Además de la reducción temporal de los aranceles, ambas naciones acordaron establecer un mecanismo permanente de consulta que permita abordar futuras discrepancias sin recurrir de inmediato a medidas punitivas.
Este giro diplomático ha tenido un efecto inmediato en los mercados asiáticos. El índice Hang Seng de Hong Kong repuntó un sólido 2,98 %, firmando así su mejor jornada en más de un año.
En Europa, las bolsas reaccionaron también en verde, con Milán liderando las subidas (1,52 %), seguida por Fráncfort, Madrid, París y Londres.
La tregua comercial ha inyectado optimismo también en los mercados energéticos. El precio del barril de Brent avanzó un 1,47 %, hasta los 64,84 dólares, mientras que el West Texas Intermediate (WTI) subió un 1,54 %, cotizando a 61,96 dólares.
En el terreno de las divisas, el euro registró una depreciación del 0,45 %, intercambiándose a 1,118 dólares, una señal de cautela ante las repercusiones a corto plazo del acuerdo entre las dos potencias.
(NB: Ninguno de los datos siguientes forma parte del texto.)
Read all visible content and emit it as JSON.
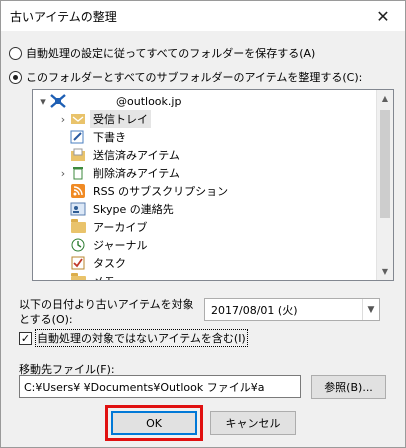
{
  "window": {
    "title": "古いアイテムの整理",
    "close_glyph": "✕"
  },
  "options": {
    "keep_all": "自動処理の設定に従ってすべてのフォルダーを保存する(A)",
    "archive_this": "このフォルダーとすべてのサブフォルダーのアイテムを整理する(C):"
  },
  "tree": {
    "items": [
      {
        "label": "@outlook.jp",
        "icon": "account-icon",
        "expander": "▾",
        "selected": false
      },
      {
        "label": "受信トレイ",
        "icon": "inbox-icon",
        "expander": "›",
        "selected": true
      },
      {
        "label": "下書き",
        "icon": "drafts-icon",
        "expander": "",
        "selected": false
      },
      {
        "label": "送信済みアイテム",
        "icon": "sent-icon",
        "expander": "",
        "selected": false
      },
      {
        "label": "削除済みアイテム",
        "icon": "trash-icon",
        "expander": "›",
        "selected": false
      },
      {
        "label": "RSS のサブスクリプション",
        "icon": "rss-icon",
        "expander": "",
        "selected": false
      },
      {
        "label": "Skype の連絡先",
        "icon": "contacts-icon",
        "expander": "",
        "selected": false
      },
      {
        "label": "アーカイブ",
        "icon": "folder-icon",
        "expander": "",
        "selected": false
      },
      {
        "label": "ジャーナル",
        "icon": "journal-icon",
        "expander": "",
        "selected": false
      },
      {
        "label": "タスク",
        "icon": "tasks-icon",
        "expander": "",
        "selected": false
      },
      {
        "label": "メモ",
        "icon": "folder-icon",
        "expander": "",
        "selected": false
      }
    ]
  },
  "date_filter": {
    "label": "以下の日付より古いアイテムを対象とする(O):",
    "value": "2017/08/01 (火)"
  },
  "include_option": {
    "label": "自動処理の対象ではないアイテムを含む(I)",
    "checked": true,
    "check_glyph": "✓"
  },
  "destination": {
    "label": "移動先ファイル(F):",
    "value": "C:¥Users¥      ¥Documents¥Outlook ファイル¥a",
    "browse_label": "参照(B)..."
  },
  "buttons": {
    "ok": "OK",
    "cancel": "キャンセル"
  },
  "colors": {
    "highlight": "#e01010",
    "default_button_border": "#0078d7"
  }
}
¿Una oportunidad para la industria tecnológica?
Este acuerdo provisional representa una bocanada de aire para la industria tecnológica global, especialmente para fabricantes de semiconductores, componentes electrónicos y dispositivos inteligentes, sectores que han sido especialmente golpeados por el incremento arancelario.
Los analistas señalan que, aunque el acuerdo es temporal, abre la puerta a futuras negociaciones de fondo que podrían redefinir las relaciones comerciales entre China y Estados Unidos, y, por ende, el equilibrio del mercado tecnológico mundial.